A city that comes to life after dusk lacking transportation services at night will only lead to the detriment of a city. There are no major changes being initiated to combat the nightly journeys across Galway city while the Christmas Market is starting earlier and lasting longer with each following year. So why can’t buses do the same?
Returning home from a night out would be exponentially easier and more cost effective for everyone if buses ran past midnight. The majority of journeys back home are made by taxi or the long trudge back home in the dark. The plan for trams in Galway has been cancelled and there are no transportation services available after midnight in Galway that isn’t the taxi; so how are students supposed to navigate the city after the lights are out?
On top of that, a large number of students work night or weekend jobs, where buses don’t operate late at night and they are relegated to hollering for a taxi. Park and stride, as well as walking, are both ample options, but a third option wouldn’t hurt the city. This isn’t about students enjoying their nights by drinking away, but to the people of Galway as whole, who live their lives at night as opposed to the day.
As the world tries to reduce carbon emissions, the overreliance of taxis post-midnight isn’t reducing the carbon emissions by any means. Taxis are reliable and everywhere, but those benefits are also why the rest of Ireland needs more nightly services. By reducing the reliance of taxis, carbon emissions would also reduce significantly.
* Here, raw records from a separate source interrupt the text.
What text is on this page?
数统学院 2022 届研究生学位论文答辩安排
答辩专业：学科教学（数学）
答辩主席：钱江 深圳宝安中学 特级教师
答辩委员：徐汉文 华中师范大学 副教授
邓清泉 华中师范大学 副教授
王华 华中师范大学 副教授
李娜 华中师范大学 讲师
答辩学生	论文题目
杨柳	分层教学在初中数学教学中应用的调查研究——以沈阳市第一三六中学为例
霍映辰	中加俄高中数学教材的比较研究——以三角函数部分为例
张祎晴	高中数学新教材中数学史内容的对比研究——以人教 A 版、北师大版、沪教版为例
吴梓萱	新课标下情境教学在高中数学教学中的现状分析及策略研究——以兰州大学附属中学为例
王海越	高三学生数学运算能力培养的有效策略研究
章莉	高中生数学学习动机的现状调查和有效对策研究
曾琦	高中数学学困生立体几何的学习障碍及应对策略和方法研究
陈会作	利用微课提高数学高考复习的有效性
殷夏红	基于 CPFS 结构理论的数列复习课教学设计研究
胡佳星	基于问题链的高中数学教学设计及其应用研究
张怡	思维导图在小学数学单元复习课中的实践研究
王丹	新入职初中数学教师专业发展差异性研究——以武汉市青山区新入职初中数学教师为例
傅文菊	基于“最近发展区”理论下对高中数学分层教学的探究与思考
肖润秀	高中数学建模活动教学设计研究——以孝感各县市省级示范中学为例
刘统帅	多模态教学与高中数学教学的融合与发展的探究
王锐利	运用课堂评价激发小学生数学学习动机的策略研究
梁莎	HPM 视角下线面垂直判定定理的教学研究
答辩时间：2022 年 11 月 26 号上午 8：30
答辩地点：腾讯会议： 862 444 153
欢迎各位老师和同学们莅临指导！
Meanwhile, walking can only build your muscles up so much before frustration and exhaustion kicks in. Finding ways to ease citizen transportations at night would assist in growing Ireland, especially Galway, into a more pleasant city to reside in.
Dublin being the first to try out new ideas before the rest of Ireland gets to is unsurprising, but similarly to contactless payment that is being tested out in Dublin in May of this year, the rest of Ireland needs to acquire this commonplace technology that is existent in the majority of Europe. It is even more important that a city like Galway, which thrives off of students and their wacky nights, that buses run much later than they currently do.
The contactless payment option that has begun in Dublin is something that is taken for granted in every other major city in Europe, so why is Ireland struggling to keep up? Compared to Dublin, it would be easier to begin an initiative of midnight buses in Galway as opposed to Dublin, given its size and the routes that the buses have to take.
There needs to be more focus and less restrictions on upgrading the bus services of the rest of Ireland, not just Dublin. Cities that thrive off of students, like Galway, need these kinds of improvements in services urgently if the city hopes to retain as much of its student population as possible in the future.